Nun, Balthasar, Wie ich dich immer treu und redlich fand, Laß mich auch jetzt dich finden. Nimm den Brief Und eile, was in Menschenkräften steht, Nach Padua; gib ihn zu eignen Händen An meinen Vetter ab, Doktor Bellario. Sieh zu, was er dir für Papiere gibt Und Kleider; bringe die in höchster Eil Zur Überfahrt an die gemeine Fähre, Die nach Venedig schifft. Verlier die Zeit Mit Worten nicht; geh, ich bin vor dir da.

Balthasar. Fräulein, ich geh mit aller schuldigen Eil.

(Balthasar ab.)

Porzia. Nerissa, komm. Ich hab ein Werk zur Hand, Wovon du noch nicht weißt; wir wollen unsre Männer, Eh sie es denken, sehn.

Nerissa. Und sie auch uns?

Porzia. Jawohl, Nerissa, doch in solcher Tracht, Daß sie mit dem versehn uns denken sollen, Was uns gebricht. Ich wette, was du willst: Sind wir wie junge Männer aufgestutzt, Will ich der feinste Bursch von beiden sein Und meinen Degen mit mehr Anstand tragen Und sprechen wie im Übergang vom Knaben Zum Mann und einem heiseren Diskant. Ich will zwei jüngferliche Tritte dehnen Zu (einem) Männerschritt; vom Raufen sprechen Wie kecke junge Herrn; und artig lügen, Wie edle Frauen meine Liebe suchten Und, da ich sie versagt, sich tot gehärmt.-- Ich konnte nicht mit allen fertig werden; Und dann bereu ich es und wünsch, ich hätte Bei alledem sie doch nicht umgebracht. Und zwanzig solcher kleinen Lügen sag ich, So daß man schwören soll, daß ich die Schule Schon seit dem Jahr verließ.--Ich hab im Sinn Wohl tausend Streiche solcher dreisten Gecken, Die ich verüben will.

Nerissa. So sollen wir in Männer uns verwandeln?

Porzia. Ja, komm, ich sag dir meinen ganzen Anschlag, Wenn wir im Wagen sind, der uns am Tor Des Parks erwartet; darum laß uns eilen, Denn wir durchmessen heut noch zwanzig Meilen.

(Ab.)

Fünfte Szene

Belmont. Ein Garten

(Lanzelot und Jessica kommen)

Lanzelot. Ja, wahrhaftig! Denn seht Ihr, die Sünden der Väter sollen an den Kindern heimgesucht werden: darum glaubt mir, ich bin besorgt für Euch. Ich ging immer gerade gegen Euch heraus, und so sage ich Euch meine Deliberation über die Sache. Also seid gutes Mutes, denn wahrhaftig, ich denke, Ihr seid verdammt. Es ist nur (eine) Hoffnung dabei, die Euch zustatten kommen kann, und das ist auch nur so eine Art von Bastardhoffnung.

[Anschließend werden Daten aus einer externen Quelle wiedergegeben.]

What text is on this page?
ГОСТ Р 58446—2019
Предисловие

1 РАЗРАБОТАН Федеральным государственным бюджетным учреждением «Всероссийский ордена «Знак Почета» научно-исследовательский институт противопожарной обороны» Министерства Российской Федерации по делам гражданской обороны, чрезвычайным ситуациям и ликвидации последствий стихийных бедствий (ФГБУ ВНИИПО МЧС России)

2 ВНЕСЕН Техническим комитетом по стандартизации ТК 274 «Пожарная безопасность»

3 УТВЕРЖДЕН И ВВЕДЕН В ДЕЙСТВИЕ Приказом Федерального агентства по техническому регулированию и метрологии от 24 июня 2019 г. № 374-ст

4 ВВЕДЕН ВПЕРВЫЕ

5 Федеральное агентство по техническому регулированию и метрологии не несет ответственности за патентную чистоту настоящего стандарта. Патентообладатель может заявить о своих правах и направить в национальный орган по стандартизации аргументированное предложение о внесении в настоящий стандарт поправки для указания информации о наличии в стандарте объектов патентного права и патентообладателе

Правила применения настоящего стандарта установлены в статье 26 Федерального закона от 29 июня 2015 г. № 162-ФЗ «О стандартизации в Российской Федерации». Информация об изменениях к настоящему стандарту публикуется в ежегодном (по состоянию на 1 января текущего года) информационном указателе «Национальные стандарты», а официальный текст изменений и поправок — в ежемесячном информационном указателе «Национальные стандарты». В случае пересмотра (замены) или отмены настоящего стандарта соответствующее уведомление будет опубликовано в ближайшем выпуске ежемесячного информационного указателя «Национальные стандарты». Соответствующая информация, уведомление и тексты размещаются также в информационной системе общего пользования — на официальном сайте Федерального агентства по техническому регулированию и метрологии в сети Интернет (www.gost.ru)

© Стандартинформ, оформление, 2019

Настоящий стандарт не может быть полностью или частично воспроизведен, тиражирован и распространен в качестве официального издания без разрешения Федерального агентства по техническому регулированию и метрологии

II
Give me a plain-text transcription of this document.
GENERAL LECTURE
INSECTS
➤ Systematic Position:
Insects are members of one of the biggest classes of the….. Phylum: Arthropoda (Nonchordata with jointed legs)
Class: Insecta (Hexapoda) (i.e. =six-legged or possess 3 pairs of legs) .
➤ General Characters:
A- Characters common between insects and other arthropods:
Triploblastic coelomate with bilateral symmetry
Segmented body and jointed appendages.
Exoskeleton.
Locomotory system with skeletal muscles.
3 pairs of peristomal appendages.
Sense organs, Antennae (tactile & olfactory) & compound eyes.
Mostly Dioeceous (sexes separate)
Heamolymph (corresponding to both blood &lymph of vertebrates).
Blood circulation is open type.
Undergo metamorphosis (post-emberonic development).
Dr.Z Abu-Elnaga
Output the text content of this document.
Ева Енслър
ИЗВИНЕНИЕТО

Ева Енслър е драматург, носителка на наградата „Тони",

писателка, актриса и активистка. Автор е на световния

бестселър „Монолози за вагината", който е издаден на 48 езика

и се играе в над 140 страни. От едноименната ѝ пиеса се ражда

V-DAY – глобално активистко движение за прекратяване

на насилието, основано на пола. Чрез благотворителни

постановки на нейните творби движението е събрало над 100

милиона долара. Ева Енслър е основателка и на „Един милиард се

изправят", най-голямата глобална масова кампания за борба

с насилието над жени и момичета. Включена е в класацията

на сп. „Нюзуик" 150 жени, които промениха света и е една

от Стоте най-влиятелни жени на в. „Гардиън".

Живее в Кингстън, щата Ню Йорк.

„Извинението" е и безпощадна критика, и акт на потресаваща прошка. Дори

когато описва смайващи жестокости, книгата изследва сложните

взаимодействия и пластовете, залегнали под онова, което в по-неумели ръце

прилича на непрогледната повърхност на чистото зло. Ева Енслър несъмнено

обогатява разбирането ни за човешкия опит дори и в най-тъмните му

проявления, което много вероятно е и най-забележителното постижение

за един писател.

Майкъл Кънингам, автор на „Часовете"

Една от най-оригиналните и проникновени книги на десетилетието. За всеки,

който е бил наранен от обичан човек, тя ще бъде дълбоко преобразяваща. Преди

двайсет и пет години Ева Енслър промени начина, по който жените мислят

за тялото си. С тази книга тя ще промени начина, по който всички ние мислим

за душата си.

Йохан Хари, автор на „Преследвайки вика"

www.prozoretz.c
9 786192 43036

Jessica. Und welche Hoffnung ist das?

Lanzelot. Ei, Ihr könnt gewissermaßen hoffen, daß Euer Vater Euch nicht erzeugt hat, daß Ihr nicht des Juden Tochter seid.

Jessica. Das wäre in der Tat eine Art von Bastardhoffnung, dann würden die Sünden meiner Mutter an mir heimgesucht werden.

Lanzelot. Wahrhaftig, dann fürchte ich, Ihr seid von Vater und Mutter wegen verdammt. Wenn ich die Scylla, Euren Vater, vermeide, so falle ich in die Charybdis, Eure Mutter; gut, Ihr seid auf eine und die andre Art verloren.

Jessica. Ich werde durch meinen Mann selig werden; er hat mich zu einer Christin gemacht.

Lanzelot. Wahrhaftig, da ist er sehr zu tadeln. Es gab unser vorher schon Christen genug, grade soviel, als nebeneinander gut bestehen konnten. Dies Christenmachen wird den Preis der Schweine steigern; wenn wir alle Schweinefleischesser werden, so ist in kurzem kein Schnittchen Speck in der Pfanne für Geld mehr zu haben.

(Lorenzo kommt.)

Jessica. Ich will meinem Mann erzählen, was Ihr sagt, Lanzelot; hier kommt er.

Lorenzo. Bald werde ich eifersüchtig auf Euch, Lanzelot, wenn Ihr meine Frau so in die Ecken zieht.